After an opening stretch slightly hampered by Breeda Wool’s exaggerated attitude as a nervous woman who worked in the church the couples were headed to, the actor who became the debut director and screenwriter Fran Kranz locks us in with the quartet and doesn’t leave us out until they’re done. There is something admirable about his lack of interest in combating accusations of staginess, deciding against his characters to take brief excursions out of his only location (even to the bathroom) and refusing to use any form of flashback to visually illustrate the event that is taking place. being discussed. It is an airless chamber piece, a self-confident bet that pays off almost instantly thanks to the four impeccable performances at its center, each parent processing, intellectualizing and vocalizing his anguish in different ways.
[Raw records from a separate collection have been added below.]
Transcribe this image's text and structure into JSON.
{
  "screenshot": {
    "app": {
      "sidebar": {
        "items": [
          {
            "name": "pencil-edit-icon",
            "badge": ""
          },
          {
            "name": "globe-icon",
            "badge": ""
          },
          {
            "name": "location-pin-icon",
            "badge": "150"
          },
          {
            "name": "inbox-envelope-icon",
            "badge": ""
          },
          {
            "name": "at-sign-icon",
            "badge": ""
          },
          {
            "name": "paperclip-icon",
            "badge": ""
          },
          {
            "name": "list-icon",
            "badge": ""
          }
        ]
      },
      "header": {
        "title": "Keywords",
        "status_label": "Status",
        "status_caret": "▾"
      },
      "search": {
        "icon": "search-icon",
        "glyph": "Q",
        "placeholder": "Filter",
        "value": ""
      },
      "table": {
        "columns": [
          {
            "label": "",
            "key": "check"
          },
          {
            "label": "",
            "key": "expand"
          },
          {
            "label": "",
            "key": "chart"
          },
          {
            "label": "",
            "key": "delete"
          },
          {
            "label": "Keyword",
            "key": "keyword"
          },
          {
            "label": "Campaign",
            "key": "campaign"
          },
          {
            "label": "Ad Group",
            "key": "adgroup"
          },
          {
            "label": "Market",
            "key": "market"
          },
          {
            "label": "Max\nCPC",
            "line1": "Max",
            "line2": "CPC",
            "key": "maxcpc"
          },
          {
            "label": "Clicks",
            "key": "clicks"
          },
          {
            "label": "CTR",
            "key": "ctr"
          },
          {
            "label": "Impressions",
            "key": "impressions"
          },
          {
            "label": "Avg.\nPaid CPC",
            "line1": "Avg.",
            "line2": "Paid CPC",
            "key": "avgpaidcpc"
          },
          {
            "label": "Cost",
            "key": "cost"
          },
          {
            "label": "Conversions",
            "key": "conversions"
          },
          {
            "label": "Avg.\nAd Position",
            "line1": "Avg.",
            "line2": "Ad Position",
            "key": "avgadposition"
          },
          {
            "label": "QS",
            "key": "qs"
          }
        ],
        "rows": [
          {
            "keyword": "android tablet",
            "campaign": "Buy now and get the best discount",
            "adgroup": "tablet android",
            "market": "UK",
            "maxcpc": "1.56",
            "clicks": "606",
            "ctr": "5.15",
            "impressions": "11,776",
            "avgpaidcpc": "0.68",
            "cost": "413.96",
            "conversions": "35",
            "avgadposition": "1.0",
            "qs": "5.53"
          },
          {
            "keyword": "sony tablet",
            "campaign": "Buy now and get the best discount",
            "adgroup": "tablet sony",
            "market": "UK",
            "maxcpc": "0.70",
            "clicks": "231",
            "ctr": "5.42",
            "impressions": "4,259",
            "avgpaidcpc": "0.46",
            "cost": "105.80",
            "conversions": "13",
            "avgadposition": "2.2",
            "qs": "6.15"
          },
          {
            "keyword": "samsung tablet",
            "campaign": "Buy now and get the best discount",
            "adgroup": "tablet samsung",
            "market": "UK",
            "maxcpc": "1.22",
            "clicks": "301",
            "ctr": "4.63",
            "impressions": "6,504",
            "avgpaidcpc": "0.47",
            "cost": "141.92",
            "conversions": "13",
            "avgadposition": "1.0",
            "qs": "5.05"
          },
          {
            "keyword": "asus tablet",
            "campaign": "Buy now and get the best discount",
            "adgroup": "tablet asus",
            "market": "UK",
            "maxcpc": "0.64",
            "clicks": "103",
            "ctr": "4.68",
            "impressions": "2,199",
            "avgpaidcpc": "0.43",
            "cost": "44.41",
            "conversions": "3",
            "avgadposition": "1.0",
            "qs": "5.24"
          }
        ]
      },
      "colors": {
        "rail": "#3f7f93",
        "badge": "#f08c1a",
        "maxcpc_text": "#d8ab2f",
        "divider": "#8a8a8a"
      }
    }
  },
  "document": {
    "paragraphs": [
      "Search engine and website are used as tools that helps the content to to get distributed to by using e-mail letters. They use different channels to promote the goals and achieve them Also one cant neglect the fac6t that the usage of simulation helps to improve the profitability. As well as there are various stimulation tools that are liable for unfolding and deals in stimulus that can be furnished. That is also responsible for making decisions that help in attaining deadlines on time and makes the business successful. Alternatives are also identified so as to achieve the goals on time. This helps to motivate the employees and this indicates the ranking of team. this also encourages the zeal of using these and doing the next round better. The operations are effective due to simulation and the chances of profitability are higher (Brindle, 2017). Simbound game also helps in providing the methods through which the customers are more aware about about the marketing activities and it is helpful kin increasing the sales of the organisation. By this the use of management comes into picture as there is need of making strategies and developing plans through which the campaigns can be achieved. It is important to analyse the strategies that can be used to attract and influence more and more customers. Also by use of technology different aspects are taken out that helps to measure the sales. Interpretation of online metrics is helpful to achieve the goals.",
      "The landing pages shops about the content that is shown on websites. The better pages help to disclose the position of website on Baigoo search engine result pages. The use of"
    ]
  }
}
The discussion is polite and delicately structured at first, influenced by advice from their respective therapists, but soon Jay and Gail’s burn assumes a desperate, though doomed, desire to know all the little details about the killer, to find some way to place the blame at your parents’ feet. How could they not know? What didn’t they notice? What could they have done differently? A lazier script would have turned Birney’s defensive father into yet another antagonist, perhaps a gun freak (Kranz skillfully overlooks the political debate at the beginning) or simply someone who is unwilling to accept the seriousness of what his son did. But what’s so sad and confusing about the mass is that everyone here is a victim, including the sniper himself, a boy intimidated with undiagnosed mental health problems and therefore the breathless burden of finding someone to be angry for. punishing, does not take anywhere; it will never be. Jay and Gail were armed, hoping for something more turbulent, perhaps, but what they find is even more sadness, two people who also lost their son, but whose pain will never be validated like theirs.

If it all sounds a bit torturous, then yes, sometimes it is, but the speed of Kranz’s dialogue and the foursome pathologization of the quartet make it an exciting, dark, but never overwhelming clock. It is anchored by four never-better actors, digging into their haunted characters, avoiding histrionics and, instead, showing us the constancy of mourning, always there, always hurting a little, rather than one that appears during a frantic explosion. Birney, an actor best known for his work on stage, and Dowd have the toughest roles, but both are able to convincingly convey the unfathomable conflict of still loving someone who did something so horrible (Dowd’s final moment in the film, a story she tells about her dead son, it’s a punch in the stomach).

Kranz, bizarrely better known as the junkie in Joss Whedon’s meta-horror, The Cabin in the Woods, made an impressively stimulating and unsentimental debut, a film of difficult questions that avoids easy answers. Mass may not be a particularly pleasant experience, but it is surprisingly effective.